The witnesses watched rheumy-eyed. The FBI men and Kellerman continued to make notes, but, as none had been medically trained or oriented, the notes amounted to personal observations reinforced by whatever opinions they could hear from the doctors. The rest sat stupefied. No one had a desire to study this event, and yet the tan, lean body on the table was compelling in its surrender. No one became ill. Men looked or turned away. The doctors may have been a little more zealous than usual, a little slower, but this was understandable.

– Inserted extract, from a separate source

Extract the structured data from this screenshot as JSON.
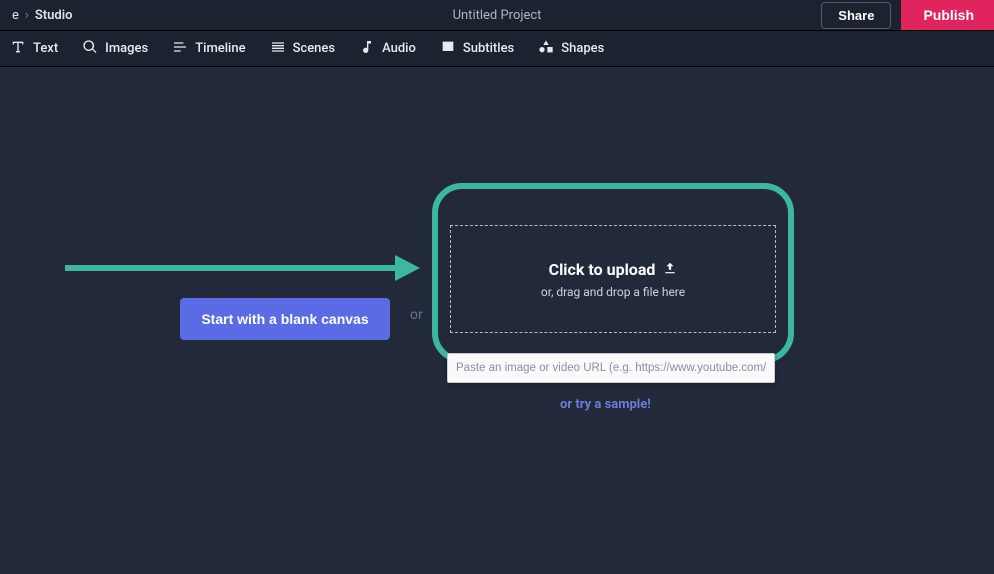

Humes and Boswell cut the scalp down to both ears. Bits of the skull continued to fall off, and fissure fractures ran like tributaries to a deep lake on top. The doctors required little saw work to remove the top of the skull. Studying the X-rays, they were able to locate and lift two bullet fragments in the front of the brain. As they worked, the doctors must have reasoned that death from this wound would be practically instantaneous. On the X-rays, they counted between thirty and forty bits of metallic “dust,” too small for a search but large enough to be visible on the plate.